On the capacity of airborne MIMO communications

In this paper, we develop a methodology to analyze systematically the capacity of airborne MIMO wireless communication systems with linear transmit and receive antenna arrays. Our methodology is based on a general three-dimensional airborne MIMO communication model that we develop to accommodate arbitrary alignments of the transmit and receive antenna arrays. Specifically, we determine an upper bound and a lower bound for the airborne MIMO capacity. Then, we derive a necessary and sufficient condition for airborne MIMO communication systems to achieve the capacity upper bound.

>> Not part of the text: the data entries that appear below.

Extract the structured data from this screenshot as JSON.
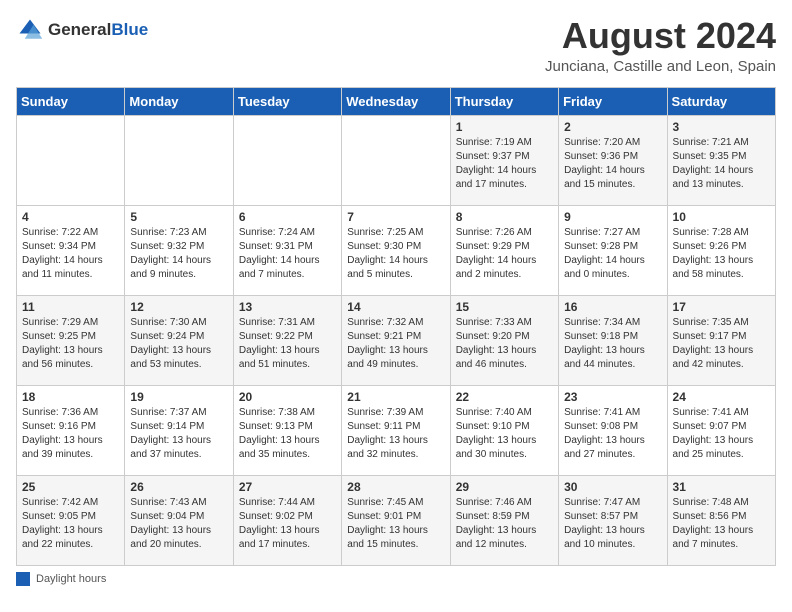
{
  "logo": {
    "general": "General",
    "blue": "Blue"
  },
  "title": "August 2024",
  "subtitle": "Junciana, Castille and Leon, Spain",
  "days_of_week": [
    "Sunday",
    "Monday",
    "Tuesday",
    "Wednesday",
    "Thursday",
    "Friday",
    "Saturday"
  ],
  "footer": {
    "label": "Daylight hours"
  },
  "weeks": [
    [
      {
        "day": "",
        "info": ""
      },
      {
        "day": "",
        "info": ""
      },
      {
        "day": "",
        "info": ""
      },
      {
        "day": "",
        "info": ""
      },
      {
        "day": "1",
        "info": "Sunrise: 7:19 AM\nSunset: 9:37 PM\nDaylight: 14 hours\nand 17 minutes."
      },
      {
        "day": "2",
        "info": "Sunrise: 7:20 AM\nSunset: 9:36 PM\nDaylight: 14 hours\nand 15 minutes."
      },
      {
        "day": "3",
        "info": "Sunrise: 7:21 AM\nSunset: 9:35 PM\nDaylight: 14 hours\nand 13 minutes."
      }
    ],
    [
      {
        "day": "4",
        "info": "Sunrise: 7:22 AM\nSunset: 9:34 PM\nDaylight: 14 hours\nand 11 minutes."
      },
      {
        "day": "5",
        "info": "Sunrise: 7:23 AM\nSunset: 9:32 PM\nDaylight: 14 hours\nand 9 minutes."
      },
      {
        "day": "6",
        "info": "Sunrise: 7:24 AM\nSunset: 9:31 PM\nDaylight: 14 hours\nand 7 minutes."
      },
      {
        "day": "7",
        "info": "Sunrise: 7:25 AM\nSunset: 9:30 PM\nDaylight: 14 hours\nand 5 minutes."
      },
      {
        "day": "8",
        "info": "Sunrise: 7:26 AM\nSunset: 9:29 PM\nDaylight: 14 hours\nand 2 minutes."
      },
      {
        "day": "9",
        "info": "Sunrise: 7:27 AM\nSunset: 9:28 PM\nDaylight: 14 hours\nand 0 minutes."
      },
      {
        "day": "10",
        "info": "Sunrise: 7:28 AM\nSunset: 9:26 PM\nDaylight: 13 hours\nand 58 minutes."
      }
    ],
    [
      {
        "day": "11",
        "info": "Sunrise: 7:29 AM\nSunset: 9:25 PM\nDaylight: 13 hours\nand 56 minutes."
      },
      {
        "day": "12",
        "info": "Sunrise: 7:30 AM\nSunset: 9:24 PM\nDaylight: 13 hours\nand 53 minutes."
      },
      {
        "day": "13",
        "info": "Sunrise: 7:31 AM\nSunset: 9:22 PM\nDaylight: 13 hours\nand 51 minutes."
      },
      {
        "day": "14",
        "info": "Sunrise: 7:32 AM\nSunset: 9:21 PM\nDaylight: 13 hours\nand 49 minutes."
      },
      {
        "day": "15",
        "info": "Sunrise: 7:33 AM\nSunset: 9:20 PM\nDaylight: 13 hours\nand 46 minutes."
      },
      {
        "day": "16",
        "info": "Sunrise: 7:34 AM\nSunset: 9:18 PM\nDaylight: 13 hours\nand 44 minutes."
      },
      {
        "day": "17",
        "info": "Sunrise: 7:35 AM\nSunset: 9:17 PM\nDaylight: 13 hours\nand 42 minutes."
      }
    ],
    [
      {
        "day": "18",
        "info": "Sunrise: 7:36 AM\nSunset: 9:16 PM\nDaylight: 13 hours\nand 39 minutes."
      },
      {
        "day": "19",
        "info": "Sunrise: 7:37 AM\nSunset: 9:14 PM\nDaylight: 13 hours\nand 37 minutes."
      },
      {
        "day": "20",
        "info": "Sunrise: 7:38 AM\nSunset: 9:13 PM\nDaylight: 13 hours\nand 35 minutes."
      },
      {
        "day": "21",
        "info": "Sunrise: 7:39 AM\nSunset: 9:11 PM\nDaylight: 13 hours\nand 32 minutes."
      },
      {
        "day": "22",
        "info": "Sunrise: 7:40 AM\nSunset: 9:10 PM\nDaylight: 13 hours\nand 30 minutes."
      },
      {
        "day": "23",
        "info": "Sunrise: 7:41 AM\nSunset: 9:08 PM\nDaylight: 13 hours\nand 27 minutes."
      },
      {
        "day": "24",
        "info": "Sunrise: 7:41 AM\nSunset: 9:07 PM\nDaylight: 13 hours\nand 25 minutes."
      }
    ],
    [
      {
        "day": "25",
        "info": "Sunrise: 7:42 AM\nSunset: 9:05 PM\nDaylight: 13 hours\nand 22 minutes."
      },
      {
        "day": "26",
        "info": "Sunrise: 7:43 AM\nSunset: 9:04 PM\nDaylight: 13 hours\nand 20 minutes."
      },
      {
        "day": "27",
        "info": "Sunrise: 7:44 AM\nSunset: 9:02 PM\nDaylight: 13 hours\nand 17 minutes."
      },
      {
        "day": "28",
        "info": "Sunrise: 7:45 AM\nSunset: 9:01 PM\nDaylight: 13 hours\nand 15 minutes."
      },
      {
        "day": "29",
        "info": "Sunrise: 7:46 AM\nSunset: 8:59 PM\nDaylight: 13 hours\nand 12 minutes."
      },
      {
        "day": "30",
        "info": "Sunrise: 7:47 AM\nSunset: 8:57 PM\nDaylight: 13 hours\nand 10 minutes."
      },
      {
        "day": "31",
        "info": "Sunrise: 7:48 AM\nSunset: 8:56 PM\nDaylight: 13 hours\nand 7 minutes."
      }
    ]
  ]
}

The necessary and sufficient condition allows us to properly select the system parameters and design airborne MIMO communication systems that reach the best possible performance in terms of system capacity. We prove that when the distance between the transmit and receive antenna arrays is within a certain range, there exists a set of system parameter values for which the capacity of the MIMO communication system achieves the theoretical upper bound and this capacity value is larger than the average capacity of the corresponding conventional MIMO communication system with Rayleigh fading. We also show that asymptotically, as the distance between the transmit and receive antenna arrays goes to infinity, the capacity of the airborne MIMO system converges to the capacity lower bound. Extensive numerical studies included in this paper illustrate and validate our theoretical developments.